‘Paul Cheshire, Max Nathan, and Henry Overman recognize the large disconnect between urban economics and urban policy, and their book is intended to help bridge that gap. It is the authors’ general contention that “urban economists have to date contributed very little to the development and evaluation of real-world urban policy” (p. 1). While I think there are some notable counterexamples to which I return below, I largely agree with this claim. In addition, the authors believe that urban economics, particularly modern urban economics, has much value to add to policy making. Here, I think the case is less clear-cut, but the authors present it well. Given the authors’ purpose, readers of this book can expect a nontechnical summary of recent research in urban economics, with a clear and complete explanation of what it implies for urban policymaking. This is precisely what the authors deliver, so readers should not expect new findings from this extremely accomplished research team; instead they get careful synthesis, interpretation,and policy recommendations. As such the book will be of most value to students and practitioners in fields that do have a lot of influence in urban policy, especially planning and government.'
– Andrew Haughwout, Journal of Regional Science
‘The book is among the most effective critiques of contemporary urban planning thought, characterized by such approaches as urban containment, compact city, and densification.’

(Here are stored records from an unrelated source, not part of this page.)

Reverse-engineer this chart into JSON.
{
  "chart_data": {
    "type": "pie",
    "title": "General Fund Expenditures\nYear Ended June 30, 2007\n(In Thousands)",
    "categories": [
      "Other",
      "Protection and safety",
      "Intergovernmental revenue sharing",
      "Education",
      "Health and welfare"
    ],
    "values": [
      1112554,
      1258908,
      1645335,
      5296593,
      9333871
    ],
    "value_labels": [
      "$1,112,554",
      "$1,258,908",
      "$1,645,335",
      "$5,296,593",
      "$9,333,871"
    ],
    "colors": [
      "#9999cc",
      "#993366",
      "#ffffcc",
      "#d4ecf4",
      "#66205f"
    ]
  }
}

– Wendell Cox, New Geography
‘Urban Economics and Urban Policy pulls together cutting-edge developments in urban and regional economics and draws out their implications for urban policy. This new urban economics goes beyond simple comparative advantage and cost competitiveness of cities, and beyond simple views of capital and labor. It develops a much more complex and realistic view of what constitutes local advantage, due to the spatial sorting of different types of people and different types of firms, giving rise to a lumpy landscape of people, activities, and incomes. By taking seriously the new ways we understand the forces shaping the geography of economic development, the authors suggest fresh new ways to work with the grain of markets, but without letting them rip. It is a tour de force.’
– Michael Storper, London School of Economics and Political Science, UK
This is a terrific book that summarises the state of economic knowledge about urban economies but – as it also acknowledges – there is much we don’t understand. . . Urban Economics and Urban Policy provides an invaluable foundation for the debate ahead.